Enfin, le troisième et dernier problème évoqué est la suite logique du précédent. Suite à une publication scientifique, des environnements préservés peuvent voir soudainement affluer un grand nombre d’amateurs de nature. Ces derniers dégradent volontairement ou non les lieux qu’ils visitent et, parfois, vont jusqu’à prélever des animaux et des plantes.
Réguler les informations dans certains cas
Face à ces problèmes, D. Lindenmayer et B. Scheele estiment que la transparence doit rester la norme pour l’essentiel des publications scientifiques, mais doit être remise en question dans certains cas. Valeur commerciale de l’espèce, nouveauté, taille de la population… Ces différents critères doivent permettre d’élaborer une échelle de risque et, en fonction de cette dernière, de déterminer la précision des travaux scientifiques accessibles pour le grand public.

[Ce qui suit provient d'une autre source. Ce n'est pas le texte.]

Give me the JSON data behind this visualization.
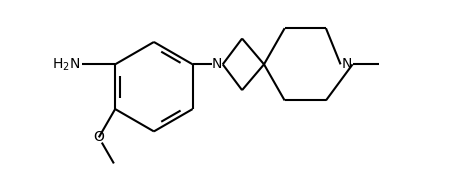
{
  "background_color": "#ffffff",
  "line_color": "#000000",
  "line_width": 1.5,
  "font_size": 10,
  "figsize": [
    4.54,
    1.82
  ],
  "dpi": 100,
  "xlim": [
    -1.3,
    3.0
  ],
  "ylim": [
    -1.1,
    1.0
  ]
}
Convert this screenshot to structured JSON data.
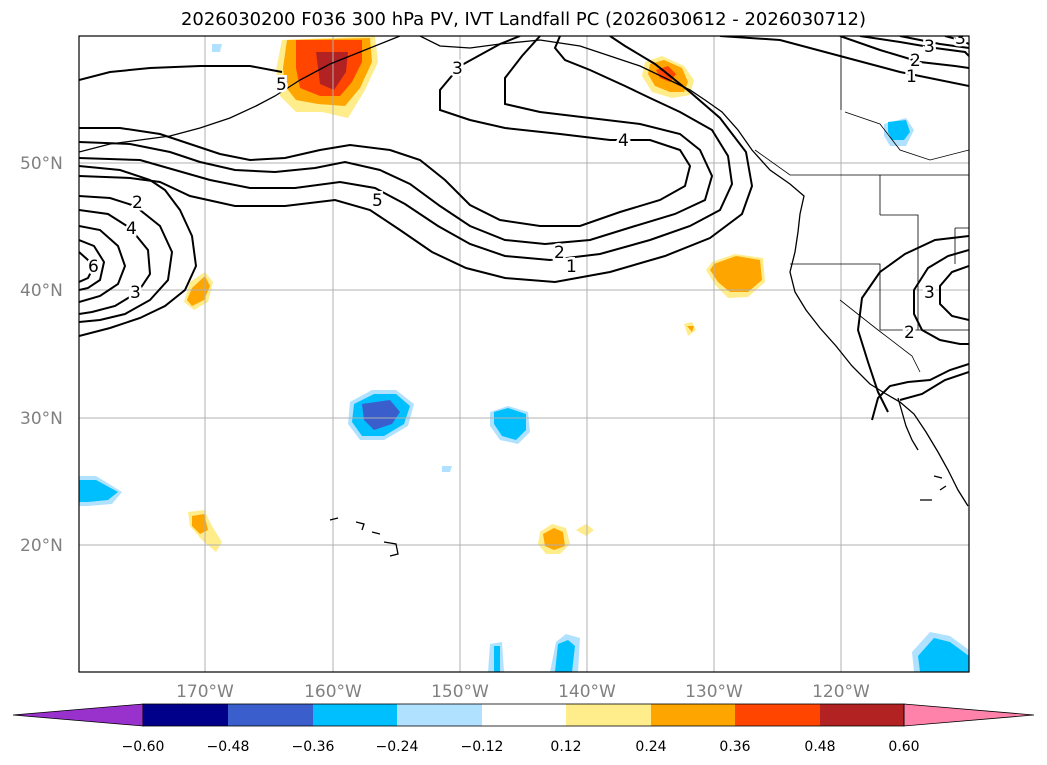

D. Lindenmayer et B. Scheele rappellent enfin que des publications éliminant délibérément certains détails sont monnaie courante dans certains domaines. Les « restrictions » dans « les études sur la virulence des agents pathogènes » peuvent être nécessaires, par exemple pour éviter que des informations puissent être utilisées dans le domaine du bioterrorisme. En archéologie, les sites de fouilles ont également longtemps pu profiter d’un certain secret afin de limiter les risques de pillage par des collectionneurs. Jian-Huan Yang, pour sa part, a appris de ses expériences avec les geckos. En juin 2015, lorsqu’il a à nouveau annoncé la découverte de deux nouvelles espèces, il a volontairement omis la localisation des populations étudiées. La pratique doit-elle être généralisée ? Le débat est ouvert.